Bij zwaar voorbehandelde patiënten met chronische lymfatische leukemie/kleincellig lymfocytair lymfoom (CLL/SLL) resulteerde behandeling met pirtobrutinib in een significante verbetering van de progressievrije overleving (PFS) vergeleken met idelalisib plus rituximab of bendamustine plus rituximab. Daarbij toonde pirtobrutinib een gunstiger veiligheidsprofiel.1
Patiënten met CLL/SLL die een terugval hebben na behandeling met covalente brutontyrosinekinaseremmers (cBTKi) hebben beperkte behandelingsopties. Pirtobrutinib, een zeer selectieve en niet-covalente (reversibele) BTKi, heeft een veelbelovende veiligheid en werkzaamheid aangetoond bij deze patiënten. De eerste resultaten van een gerandomiseerde fase III-studie, waarin pirtobrutinib werd vergeleken met een door de onderzoeker gekozen therapie (IC), zijn inmiddels beschikbaar.
In de BRUIN CLL-321-studie werden 238 patiënten uit 23 landen 1:1 gerandomiseerd naar pirtobrutinib (n = 119) of een door de onderzoeker gekozen therapie (IC), namelijk idelalisib plus rituximab (IdelaR, n = 82) of bendamustine plus rituximab (BR, n = 37).

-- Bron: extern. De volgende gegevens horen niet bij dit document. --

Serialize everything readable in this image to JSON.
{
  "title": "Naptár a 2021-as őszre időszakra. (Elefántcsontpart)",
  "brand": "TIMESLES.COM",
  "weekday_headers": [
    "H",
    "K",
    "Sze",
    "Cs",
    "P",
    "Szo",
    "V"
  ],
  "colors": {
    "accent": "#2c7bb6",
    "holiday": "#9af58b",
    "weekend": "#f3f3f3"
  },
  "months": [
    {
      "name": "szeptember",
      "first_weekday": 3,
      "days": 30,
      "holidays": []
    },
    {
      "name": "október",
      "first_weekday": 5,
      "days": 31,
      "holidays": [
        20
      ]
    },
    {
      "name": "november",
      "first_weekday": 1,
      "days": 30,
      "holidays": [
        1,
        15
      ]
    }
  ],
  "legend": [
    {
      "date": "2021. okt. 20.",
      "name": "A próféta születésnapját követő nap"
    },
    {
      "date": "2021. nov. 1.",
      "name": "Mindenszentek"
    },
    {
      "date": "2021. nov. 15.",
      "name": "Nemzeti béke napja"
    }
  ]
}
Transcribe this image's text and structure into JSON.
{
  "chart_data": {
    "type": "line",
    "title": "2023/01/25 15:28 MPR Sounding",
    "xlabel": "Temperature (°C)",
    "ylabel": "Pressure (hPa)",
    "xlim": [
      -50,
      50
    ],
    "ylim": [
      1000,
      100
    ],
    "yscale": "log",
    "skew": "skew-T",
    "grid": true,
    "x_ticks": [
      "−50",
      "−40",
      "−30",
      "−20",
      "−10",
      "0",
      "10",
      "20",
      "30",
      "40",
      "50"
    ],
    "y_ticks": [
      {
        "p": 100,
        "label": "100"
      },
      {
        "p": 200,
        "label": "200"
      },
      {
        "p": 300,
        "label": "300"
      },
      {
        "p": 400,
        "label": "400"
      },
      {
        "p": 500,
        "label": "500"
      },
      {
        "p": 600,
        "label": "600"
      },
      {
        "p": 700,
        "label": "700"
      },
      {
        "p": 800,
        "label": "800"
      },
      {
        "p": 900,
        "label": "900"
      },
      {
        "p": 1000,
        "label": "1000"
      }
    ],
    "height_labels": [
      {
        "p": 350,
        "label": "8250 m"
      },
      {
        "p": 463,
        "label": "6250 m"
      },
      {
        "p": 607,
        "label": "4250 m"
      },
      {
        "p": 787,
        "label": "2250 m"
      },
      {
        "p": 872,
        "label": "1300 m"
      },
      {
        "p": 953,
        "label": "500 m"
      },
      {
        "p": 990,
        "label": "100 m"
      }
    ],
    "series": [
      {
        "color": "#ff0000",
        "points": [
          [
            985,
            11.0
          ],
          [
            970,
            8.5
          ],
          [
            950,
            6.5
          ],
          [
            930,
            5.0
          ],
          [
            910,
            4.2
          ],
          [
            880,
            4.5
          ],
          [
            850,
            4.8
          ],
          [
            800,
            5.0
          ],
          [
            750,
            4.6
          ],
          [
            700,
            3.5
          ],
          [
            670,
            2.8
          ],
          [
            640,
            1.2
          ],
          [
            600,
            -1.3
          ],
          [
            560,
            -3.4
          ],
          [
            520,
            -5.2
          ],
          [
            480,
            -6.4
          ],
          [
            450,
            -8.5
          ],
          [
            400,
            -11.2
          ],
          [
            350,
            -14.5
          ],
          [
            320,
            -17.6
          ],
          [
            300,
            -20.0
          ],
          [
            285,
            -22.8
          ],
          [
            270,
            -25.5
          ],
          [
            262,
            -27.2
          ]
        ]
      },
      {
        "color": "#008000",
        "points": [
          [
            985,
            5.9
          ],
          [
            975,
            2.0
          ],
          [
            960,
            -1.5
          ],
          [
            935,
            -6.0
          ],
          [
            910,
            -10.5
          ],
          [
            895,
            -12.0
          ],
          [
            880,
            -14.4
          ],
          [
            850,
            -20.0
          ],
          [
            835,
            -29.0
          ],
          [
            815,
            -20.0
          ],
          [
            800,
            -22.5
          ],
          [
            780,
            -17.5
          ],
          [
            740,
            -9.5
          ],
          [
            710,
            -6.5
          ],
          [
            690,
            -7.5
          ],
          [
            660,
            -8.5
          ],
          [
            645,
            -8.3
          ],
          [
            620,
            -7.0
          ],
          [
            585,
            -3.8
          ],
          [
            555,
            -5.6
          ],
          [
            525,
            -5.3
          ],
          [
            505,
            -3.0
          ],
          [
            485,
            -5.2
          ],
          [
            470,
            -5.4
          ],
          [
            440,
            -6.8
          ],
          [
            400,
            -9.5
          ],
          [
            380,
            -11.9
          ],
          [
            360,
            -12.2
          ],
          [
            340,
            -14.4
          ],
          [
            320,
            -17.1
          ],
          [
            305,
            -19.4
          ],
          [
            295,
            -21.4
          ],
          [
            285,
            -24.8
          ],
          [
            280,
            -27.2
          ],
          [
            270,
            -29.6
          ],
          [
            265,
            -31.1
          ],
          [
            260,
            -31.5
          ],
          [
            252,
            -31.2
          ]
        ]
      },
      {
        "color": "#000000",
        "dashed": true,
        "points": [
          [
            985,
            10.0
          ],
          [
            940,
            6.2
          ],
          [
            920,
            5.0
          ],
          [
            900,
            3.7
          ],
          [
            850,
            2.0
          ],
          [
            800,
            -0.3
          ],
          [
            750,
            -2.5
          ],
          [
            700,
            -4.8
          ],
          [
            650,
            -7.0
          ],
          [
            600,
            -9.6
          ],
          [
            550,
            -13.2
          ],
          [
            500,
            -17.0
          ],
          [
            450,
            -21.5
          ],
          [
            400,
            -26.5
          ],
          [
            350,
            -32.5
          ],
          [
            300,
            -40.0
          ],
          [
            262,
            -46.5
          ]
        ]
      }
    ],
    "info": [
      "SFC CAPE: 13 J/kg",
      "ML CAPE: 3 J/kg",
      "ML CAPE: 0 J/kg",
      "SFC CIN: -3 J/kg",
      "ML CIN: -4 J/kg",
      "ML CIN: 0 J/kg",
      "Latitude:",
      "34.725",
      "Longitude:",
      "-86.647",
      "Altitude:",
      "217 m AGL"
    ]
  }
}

Bij een mediane follow-up van 6,1 maanden was de PFS significant beter in de pirtobrutinib-groep dan in de IC-groep (HR 0,58; p = 0,01). Na een mediane follow-up van 11,6 maanden verbeterde de PFS verder (HR 0,55; p = 0,0007). Er zijn nog onvoldoende gegevens beschikbaar om conclusies te trekken over de totale overleving (OS).
De meest voorkomende treatment-emergent adverse events die optraden bij ten minste 15% van de patiënten in de pirtobrutinib-arm waren anemie (20,7%), pneumonie (19,8%), neutropenie (16,4%) en diarree (15,5%). In de IC-arm waren dat diarree (29,4%), pyrexie (25,7%), misselijkheid (20,2%), COVID-19 (18,3%), vermoeidheid (18,3%), verlaagd neutrofielenaantal (17,4%) en verhoogde ALT (17,4%).